Sharing from his own experiences, Thomas A. Albini, MD, said at Retina 2014, “There’s no easy way to make these types of treatment decisions except for familiarity with these types of disease.”

For suspected tuberculosis, physicians should be more concerned about people from endemic areas or those more likely to be exposed, such as family members of affected individuals and health care workers.

Thomas A. Albini

In other experience, Albini said that although lymphoma is a rare disease, “leopard spots” seen on ocular imaging may be a clue. If the physician suspects lymphoma, then magnetic resonance imaging of the brain should be ordered.

“It’s critical to get imaging of the brain in these patients. Making that diagnosis early is what can save them,” Albini said.

Another pearl for physicians treating uveitis is to sometimes reconsider the original diagnosis, especially when the patient is not responding to treatment as expected.

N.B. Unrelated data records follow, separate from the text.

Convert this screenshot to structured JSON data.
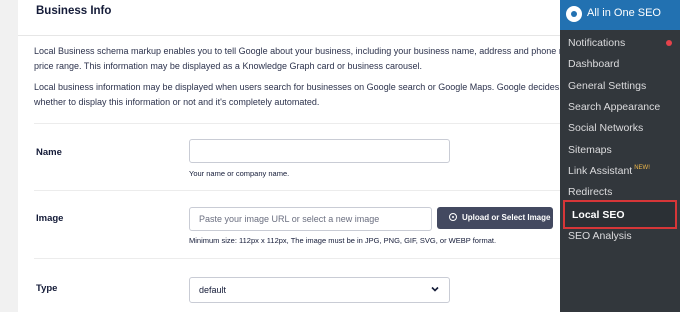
{
  "card": {
    "title": "Business Info",
    "desc_line1": "Local Business schema markup enables you to tell Google about your business, including your business name, address and phone number, opening hours and",
    "desc_line2": "price range. This information may be displayed as a Knowledge Graph card or business carousel.",
    "desc_line3": "Local business information may be displayed when users search for businesses on Google search or Google Maps. Google decides on a per-query basis",
    "desc_line4": "whether to display this information or not and it's completely automated."
  },
  "fields": {
    "name": {
      "label": "Name",
      "value": "",
      "hint": "Your name or company name."
    },
    "image": {
      "label": "Image",
      "placeholder": "Paste your image URL or select a new image",
      "button": "Upload or Select Image",
      "hint": "Minimum size: 112px x 112px, The image must be in JPG, PNG, GIF, SVG, or WEBP format."
    },
    "type": {
      "label": "Type",
      "selected": "default"
    }
  },
  "wpmenu": {
    "title": "All in One SEO",
    "items": [
      {
        "label": "Notifications"
      },
      {
        "label": "Dashboard"
      },
      {
        "label": "General Settings"
      },
      {
        "label": "Search Appearance"
      },
      {
        "label": "Social Networks"
      },
      {
        "label": "Sitemaps"
      },
      {
        "label": "Link Assistant",
        "badge": "NEW!"
      },
      {
        "label": "Redirects"
      },
      {
        "label": "Local SEO"
      },
      {
        "label": "SEO Analysis"
      }
    ]
  },
  "colors": {
    "accent": "#2271b1",
    "highlight_border": "#d63638",
    "notification_dot": "#e5424b",
    "button_bg": "#434960"
  },
  "icons": {
    "logo": "aioseo-logo-icon",
    "upload": "upload-icon",
    "select": "chevron-down-icon"
  }
}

For example, in a case where the patient is diagnosed with acute retinal necrosis and is not responding to treatment, reconsider the differential diagnosis: Behçet’s disease, syphilis, lymphoma and toxoplasmosis, he said. –by Patricia Nale

Disclosure: Albini is a consultant for Allergan, Bausch + Lomb, Biotherapeutics and Thrombogenoics; he has received grant support from Genentech.